Osmotische verschijnselen verwijzen naar de juiste balans van water in de cellulaire omgeving en daarbuiten. Evenzo spelen ze een rol bij het handhaven van de pH in cellulaire omgevingen; staan bekend als buffers of bufferoplossingen.
Ze worden aangetroffen in kleine of sporenverhoudingen, ongeveer waarden van minder dan 0,5%. Zijn aanwezigheid in kleine hoeveelheden geeft echter niet aan dat zijn rol niet belangrijk is. In feite zijn ze even essentieel als de vorige groepen voor een goede werking van het levende organisme..
Deze groep bestaat uit ijzer, magnesium, kobalt, koper, zink, molybdeen, jodium en fluor. Net als de groep secundaire elementen kunnen sporenelementen in hun ionische vorm zijn en elektrolyten zijn.
Een van de meest relevante eigenschappen is om als een stabiel ion te blijven in zijn verschillende oxidatietoestanden. Ze zijn te vinden in de actieve centra van enzymen (fysieke ruimte van het eiwit waar de reactie plaatsvindt) of werken in op moleculen die elektronen overdragen.
Andere auteurs hebben de neiging om bio-elementen als essentieel en niet-essentieel te classificeren. De classificatie volgens zijn overvloed wordt echter het meest gebruikt.
Elk van de biognesische elementen vervult een essentiële en specifieke functie in het lichaam. Onder de meest relevante functies kunnen we het volgende noemen:
Koolstof is de belangrijkste "bouwsteen" van organische moleculen.

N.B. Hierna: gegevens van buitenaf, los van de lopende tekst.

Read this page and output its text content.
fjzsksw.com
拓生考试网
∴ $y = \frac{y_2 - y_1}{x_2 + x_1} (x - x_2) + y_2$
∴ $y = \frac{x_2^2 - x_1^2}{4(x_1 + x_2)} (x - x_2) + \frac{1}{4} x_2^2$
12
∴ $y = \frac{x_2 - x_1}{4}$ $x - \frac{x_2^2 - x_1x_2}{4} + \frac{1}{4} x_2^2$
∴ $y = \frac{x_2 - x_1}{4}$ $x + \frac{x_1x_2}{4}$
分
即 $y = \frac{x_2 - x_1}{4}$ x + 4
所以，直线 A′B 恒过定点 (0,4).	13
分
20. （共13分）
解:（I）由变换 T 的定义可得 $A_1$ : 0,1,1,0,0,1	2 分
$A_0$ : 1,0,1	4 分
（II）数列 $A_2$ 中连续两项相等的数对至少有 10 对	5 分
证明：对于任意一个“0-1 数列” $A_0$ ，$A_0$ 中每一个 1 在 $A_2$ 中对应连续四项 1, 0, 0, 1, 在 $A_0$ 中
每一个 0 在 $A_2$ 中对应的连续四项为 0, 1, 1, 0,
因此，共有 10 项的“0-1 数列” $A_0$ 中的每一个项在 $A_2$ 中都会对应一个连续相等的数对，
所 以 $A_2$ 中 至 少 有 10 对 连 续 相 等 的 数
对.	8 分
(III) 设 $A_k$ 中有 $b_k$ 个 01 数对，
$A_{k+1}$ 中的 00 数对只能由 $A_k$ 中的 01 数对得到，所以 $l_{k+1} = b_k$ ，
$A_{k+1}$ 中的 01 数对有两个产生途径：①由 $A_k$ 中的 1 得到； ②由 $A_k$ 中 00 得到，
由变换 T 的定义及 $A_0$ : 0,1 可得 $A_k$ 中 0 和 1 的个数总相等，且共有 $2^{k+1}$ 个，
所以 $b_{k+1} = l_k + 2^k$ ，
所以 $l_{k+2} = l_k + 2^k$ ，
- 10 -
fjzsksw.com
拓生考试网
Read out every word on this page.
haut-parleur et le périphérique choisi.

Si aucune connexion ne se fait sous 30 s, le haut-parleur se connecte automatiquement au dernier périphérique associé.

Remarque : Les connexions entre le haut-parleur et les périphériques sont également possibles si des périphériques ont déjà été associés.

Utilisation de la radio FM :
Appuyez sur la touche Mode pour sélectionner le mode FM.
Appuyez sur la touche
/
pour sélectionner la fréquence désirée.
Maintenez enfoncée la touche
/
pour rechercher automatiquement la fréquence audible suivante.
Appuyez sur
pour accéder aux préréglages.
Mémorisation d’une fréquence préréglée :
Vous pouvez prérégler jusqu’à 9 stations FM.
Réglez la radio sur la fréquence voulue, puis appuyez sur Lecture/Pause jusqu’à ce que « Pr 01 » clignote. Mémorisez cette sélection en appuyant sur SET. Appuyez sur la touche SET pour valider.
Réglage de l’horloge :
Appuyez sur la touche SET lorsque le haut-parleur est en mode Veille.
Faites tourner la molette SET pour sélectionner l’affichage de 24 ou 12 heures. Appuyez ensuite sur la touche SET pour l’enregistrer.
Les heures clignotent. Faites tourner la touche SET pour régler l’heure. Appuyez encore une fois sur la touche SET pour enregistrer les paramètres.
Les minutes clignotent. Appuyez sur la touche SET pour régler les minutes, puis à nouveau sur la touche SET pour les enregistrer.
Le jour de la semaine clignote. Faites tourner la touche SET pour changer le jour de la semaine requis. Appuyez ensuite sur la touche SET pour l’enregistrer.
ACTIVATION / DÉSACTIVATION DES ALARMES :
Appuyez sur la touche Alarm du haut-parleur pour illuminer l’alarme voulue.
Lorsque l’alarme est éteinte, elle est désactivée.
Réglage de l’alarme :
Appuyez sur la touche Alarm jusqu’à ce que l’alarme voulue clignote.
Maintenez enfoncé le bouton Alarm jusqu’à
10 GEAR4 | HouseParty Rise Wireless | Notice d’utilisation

Zuurstof speelt een rol bij ademhalingsprocessen en is ook een primaire component in de verschillende organische moleculen.
Het wordt gevonden in water en maakt deel uit van organische moleculen. Het is erg veelzijdig, omdat het aan elk ander element kan worden gekoppeld.
Komt voor in eiwitten, nucleïnezuren en bepaalde vitamines.
Fosfor wordt aangetroffen in ATP (adenosinetrifosfaat), een energiemolecuul dat veel wordt gebruikt bij het metabolisme. Het is de energie-valuta van de cellen.
Evenzo maakt fosfor deel uit van het genetisch materiaal (DNA) en in bepaalde vitamines. Het wordt aangetroffen in fosfolipiden, cruciale elementen voor de vorming van biologische membranen.
Zwavel wordt aangetroffen in sommige aminozuren, met name cysteïne en methionine. Het is aanwezig in co-enzym A, een tussenmolecuul dat een groot aantal metabole reacties mogelijk maakt.
Calcium is essentieel voor botten. Spiercontractieprocessen vereisen dit element. Spiercontractie en bloedstolling worden ook gemedieerd door dit ion.
Magnesium is vooral belangrijk in planten, omdat het wordt aangetroffen in het chlorofylmolecuul. Als ion neemt het als cofactor deel aan verschillende enzymatische routes.
Het zijn overvloedige ionen in respectievelijk het extracellulaire en intracellulaire medium. Deze elektrolyten zijn de hoofdrolspelers van de zenuwimpuls, aangezien ze de membraanpotentiaal bepalen. Deze ionen staan bekend om de natrium-kaliumpomp.
Het zit in hemoglobine, een eiwit dat aanwezig is in bloederytrocyten en waarvan de functie het transport van zuurstof is.
Fluoride is aanwezig in tanden en botten.
Lithium heeft neurologische functies.
Niemand heeft nog op dit artikel gereageerd.